We all love test and staging environments but it becomes a problem when you have Solr integrated in your project and you have a test solr, a staging solr and a production solr core. To re-index a site is not a big problem, but what if you want to go live and switch indexes immediately?

Drupal.org has wrestled with this problem. So I wanted to show you how they do it.

Create three Solr cores

  • mysite_core1 (will be used for tests)
  • mysite_core2 (will be used for staging initially)
  • mysite_core3 (will be used for production initially)

Make sure your staging site indexes as if it was the production site. There are a number of tricks you can apply.

Site hash

Make sure both site hashes are exactly the same, otherwise it won’t correctly find the indexed content

<?php
variable_set('apachesolr_site_hash', 'mysite_custom_hash');

Base URL

When Solr indexes content, it will use absolute urls. To trick solr you could set the base url to reflect production.

<?php
# $base_url = 'http://www.example.com';  // NO trailing slash!

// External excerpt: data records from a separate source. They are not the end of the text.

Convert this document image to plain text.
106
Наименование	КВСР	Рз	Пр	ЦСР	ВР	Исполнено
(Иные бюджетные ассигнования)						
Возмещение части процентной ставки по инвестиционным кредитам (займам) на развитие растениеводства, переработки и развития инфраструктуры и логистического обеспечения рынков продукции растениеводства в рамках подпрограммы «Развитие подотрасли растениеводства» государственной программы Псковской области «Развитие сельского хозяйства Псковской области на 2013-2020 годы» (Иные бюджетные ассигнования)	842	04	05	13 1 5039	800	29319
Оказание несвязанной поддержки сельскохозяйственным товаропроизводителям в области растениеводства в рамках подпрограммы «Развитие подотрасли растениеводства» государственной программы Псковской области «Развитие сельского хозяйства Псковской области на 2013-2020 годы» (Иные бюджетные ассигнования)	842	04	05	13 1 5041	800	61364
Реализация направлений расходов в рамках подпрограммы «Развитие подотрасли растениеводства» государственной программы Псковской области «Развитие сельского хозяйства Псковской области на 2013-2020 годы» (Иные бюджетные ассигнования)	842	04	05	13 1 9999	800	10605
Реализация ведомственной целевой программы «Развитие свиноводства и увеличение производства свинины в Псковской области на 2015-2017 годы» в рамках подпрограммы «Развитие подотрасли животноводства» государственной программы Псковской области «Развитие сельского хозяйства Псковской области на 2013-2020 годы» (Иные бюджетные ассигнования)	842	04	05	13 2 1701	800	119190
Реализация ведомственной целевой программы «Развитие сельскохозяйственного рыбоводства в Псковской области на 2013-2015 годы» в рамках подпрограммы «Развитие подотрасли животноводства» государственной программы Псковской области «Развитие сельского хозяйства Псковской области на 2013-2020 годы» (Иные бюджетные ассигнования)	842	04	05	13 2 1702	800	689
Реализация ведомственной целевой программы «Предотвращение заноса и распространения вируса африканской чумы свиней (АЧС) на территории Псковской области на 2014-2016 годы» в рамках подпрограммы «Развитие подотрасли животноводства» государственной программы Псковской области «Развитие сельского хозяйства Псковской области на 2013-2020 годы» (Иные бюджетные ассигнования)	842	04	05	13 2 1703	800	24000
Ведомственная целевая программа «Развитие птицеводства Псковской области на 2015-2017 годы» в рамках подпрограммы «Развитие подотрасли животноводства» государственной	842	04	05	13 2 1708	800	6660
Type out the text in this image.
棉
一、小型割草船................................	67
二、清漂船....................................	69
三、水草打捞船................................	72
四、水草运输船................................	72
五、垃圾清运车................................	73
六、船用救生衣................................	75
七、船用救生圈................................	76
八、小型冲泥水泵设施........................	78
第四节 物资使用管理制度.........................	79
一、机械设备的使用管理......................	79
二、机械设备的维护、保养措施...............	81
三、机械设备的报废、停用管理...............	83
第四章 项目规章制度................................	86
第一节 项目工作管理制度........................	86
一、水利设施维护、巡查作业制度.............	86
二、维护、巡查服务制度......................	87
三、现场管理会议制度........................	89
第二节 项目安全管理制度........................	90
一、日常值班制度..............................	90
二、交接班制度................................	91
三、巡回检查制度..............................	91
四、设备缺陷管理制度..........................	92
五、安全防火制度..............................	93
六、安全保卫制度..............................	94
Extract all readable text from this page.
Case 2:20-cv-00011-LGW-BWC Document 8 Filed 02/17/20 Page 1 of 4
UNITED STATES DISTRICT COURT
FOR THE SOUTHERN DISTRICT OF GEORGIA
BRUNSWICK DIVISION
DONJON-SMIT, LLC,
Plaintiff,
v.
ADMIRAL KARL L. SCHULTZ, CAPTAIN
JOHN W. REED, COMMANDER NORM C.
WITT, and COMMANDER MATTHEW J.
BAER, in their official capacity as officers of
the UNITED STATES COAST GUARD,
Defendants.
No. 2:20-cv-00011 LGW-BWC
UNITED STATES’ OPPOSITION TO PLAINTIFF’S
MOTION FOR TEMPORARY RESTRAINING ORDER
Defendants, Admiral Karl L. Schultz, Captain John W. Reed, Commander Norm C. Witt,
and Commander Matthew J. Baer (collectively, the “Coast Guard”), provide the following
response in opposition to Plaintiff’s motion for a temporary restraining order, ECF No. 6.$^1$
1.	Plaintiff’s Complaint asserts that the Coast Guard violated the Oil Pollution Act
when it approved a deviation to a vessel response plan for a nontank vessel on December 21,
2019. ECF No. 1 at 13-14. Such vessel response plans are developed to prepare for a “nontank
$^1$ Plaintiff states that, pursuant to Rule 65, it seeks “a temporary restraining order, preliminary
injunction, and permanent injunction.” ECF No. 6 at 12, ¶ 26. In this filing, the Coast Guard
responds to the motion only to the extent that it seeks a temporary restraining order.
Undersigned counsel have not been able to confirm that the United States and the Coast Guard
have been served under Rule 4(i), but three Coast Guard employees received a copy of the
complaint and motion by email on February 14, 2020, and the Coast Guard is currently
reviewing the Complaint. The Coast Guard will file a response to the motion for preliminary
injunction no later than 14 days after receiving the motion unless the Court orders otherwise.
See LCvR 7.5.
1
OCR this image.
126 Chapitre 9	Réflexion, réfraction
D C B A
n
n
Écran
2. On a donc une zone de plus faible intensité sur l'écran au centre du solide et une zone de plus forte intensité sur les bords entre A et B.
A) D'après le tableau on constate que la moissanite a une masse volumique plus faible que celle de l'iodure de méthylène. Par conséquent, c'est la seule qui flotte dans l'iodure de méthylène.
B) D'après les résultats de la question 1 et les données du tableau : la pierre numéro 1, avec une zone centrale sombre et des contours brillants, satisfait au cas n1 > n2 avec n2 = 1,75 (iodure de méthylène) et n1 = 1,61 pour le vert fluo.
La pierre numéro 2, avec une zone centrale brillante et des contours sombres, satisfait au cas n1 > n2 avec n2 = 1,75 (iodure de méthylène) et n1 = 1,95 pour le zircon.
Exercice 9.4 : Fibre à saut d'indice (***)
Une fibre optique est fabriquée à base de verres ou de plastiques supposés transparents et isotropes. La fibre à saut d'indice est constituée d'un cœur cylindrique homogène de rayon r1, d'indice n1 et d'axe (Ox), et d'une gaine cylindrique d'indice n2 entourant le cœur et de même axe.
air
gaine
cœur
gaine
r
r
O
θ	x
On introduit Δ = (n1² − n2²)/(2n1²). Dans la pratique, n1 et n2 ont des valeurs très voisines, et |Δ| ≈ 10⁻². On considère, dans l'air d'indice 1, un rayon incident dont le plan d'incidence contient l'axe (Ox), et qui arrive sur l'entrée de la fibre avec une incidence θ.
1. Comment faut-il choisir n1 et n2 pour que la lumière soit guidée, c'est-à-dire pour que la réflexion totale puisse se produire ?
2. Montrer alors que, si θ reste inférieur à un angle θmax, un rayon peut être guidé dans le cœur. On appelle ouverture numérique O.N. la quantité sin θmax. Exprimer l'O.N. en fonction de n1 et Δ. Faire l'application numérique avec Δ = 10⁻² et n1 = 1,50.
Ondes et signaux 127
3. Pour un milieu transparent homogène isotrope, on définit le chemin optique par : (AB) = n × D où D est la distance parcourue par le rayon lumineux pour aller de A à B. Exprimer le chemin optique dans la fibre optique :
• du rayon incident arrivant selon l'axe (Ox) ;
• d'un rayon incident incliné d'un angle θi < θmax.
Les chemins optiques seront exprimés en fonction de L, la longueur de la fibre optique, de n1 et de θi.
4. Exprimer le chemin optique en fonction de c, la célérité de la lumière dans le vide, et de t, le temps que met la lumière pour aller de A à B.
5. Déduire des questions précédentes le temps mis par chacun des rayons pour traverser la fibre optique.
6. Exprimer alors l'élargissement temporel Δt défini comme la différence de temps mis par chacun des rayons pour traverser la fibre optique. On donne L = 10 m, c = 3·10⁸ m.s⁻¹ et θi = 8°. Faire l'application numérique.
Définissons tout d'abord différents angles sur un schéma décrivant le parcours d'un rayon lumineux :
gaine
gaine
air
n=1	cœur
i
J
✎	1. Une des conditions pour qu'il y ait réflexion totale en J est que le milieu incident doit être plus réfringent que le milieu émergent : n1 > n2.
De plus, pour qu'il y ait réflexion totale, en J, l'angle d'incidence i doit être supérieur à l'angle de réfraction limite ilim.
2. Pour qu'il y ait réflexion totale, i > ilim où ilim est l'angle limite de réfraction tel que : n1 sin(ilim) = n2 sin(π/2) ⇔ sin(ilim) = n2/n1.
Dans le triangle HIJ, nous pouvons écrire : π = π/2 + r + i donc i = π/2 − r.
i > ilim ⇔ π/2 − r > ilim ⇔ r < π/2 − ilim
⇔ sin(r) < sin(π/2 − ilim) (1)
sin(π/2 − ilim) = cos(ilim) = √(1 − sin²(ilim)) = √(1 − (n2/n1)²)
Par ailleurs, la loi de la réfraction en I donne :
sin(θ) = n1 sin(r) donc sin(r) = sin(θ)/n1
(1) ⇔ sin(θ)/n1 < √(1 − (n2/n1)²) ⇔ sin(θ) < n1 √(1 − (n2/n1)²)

Alter the documents that are being sent

You could also not do the base_url approach and hardcode the fields you want to change. Using the hook_apachesolr_index_documents_alter() you could any of the staging urls to reflect production urls. csevb10 created something similar but used a different hook. Below is more or less the same code, using the documents_alter hook.

<?php
function hook_apachesolr_index_documents_alter($documents, $entity, $entity_type, $env_id) {
  $start_url = variable_get('apachesolr_url_switch_start_url', 'http://staging');
  $end_url = variable_get('apachesolr_url_switch_end_url', 'http://production');
 
  $elems = array(
    'site',
    'url',
    'content',
    'teaser',
  );
  foreach ($documents as $id => $document) {
    foreach ($elems as $elem) {
      $documents[$id]->{$elem} = str_replace($start_url, $end_url, $document->{$elem});
    }
}

Create an update function and let it set the correct index position

<?php
function my_module_update_7001() {
  // I am assuming your environment is called "core"
  // mark all content to be reindexed so our table would be in sync with the transfered nodes.
  apachesolr_index_node_solr_reindex('core');
  // fetch your current apachesolr_index_last from staging
  $staging_index_last = array();
  variable_set('apachesolr_index_last',$staging_index_last);
  // fetch your current apachesolr_index_updated from staging
  $staging_updated = array();
  variable_set('apachesolr_index_updated', $staging_updated);
}

Switching the core

Once you move to production, make sure you switch the cores. So mysite_core2 becomes production and mysite_core3 becomes staging. You could also copy the complete data dir from solr to your thrid core but that might not be automatic enough for some you.

Enjoy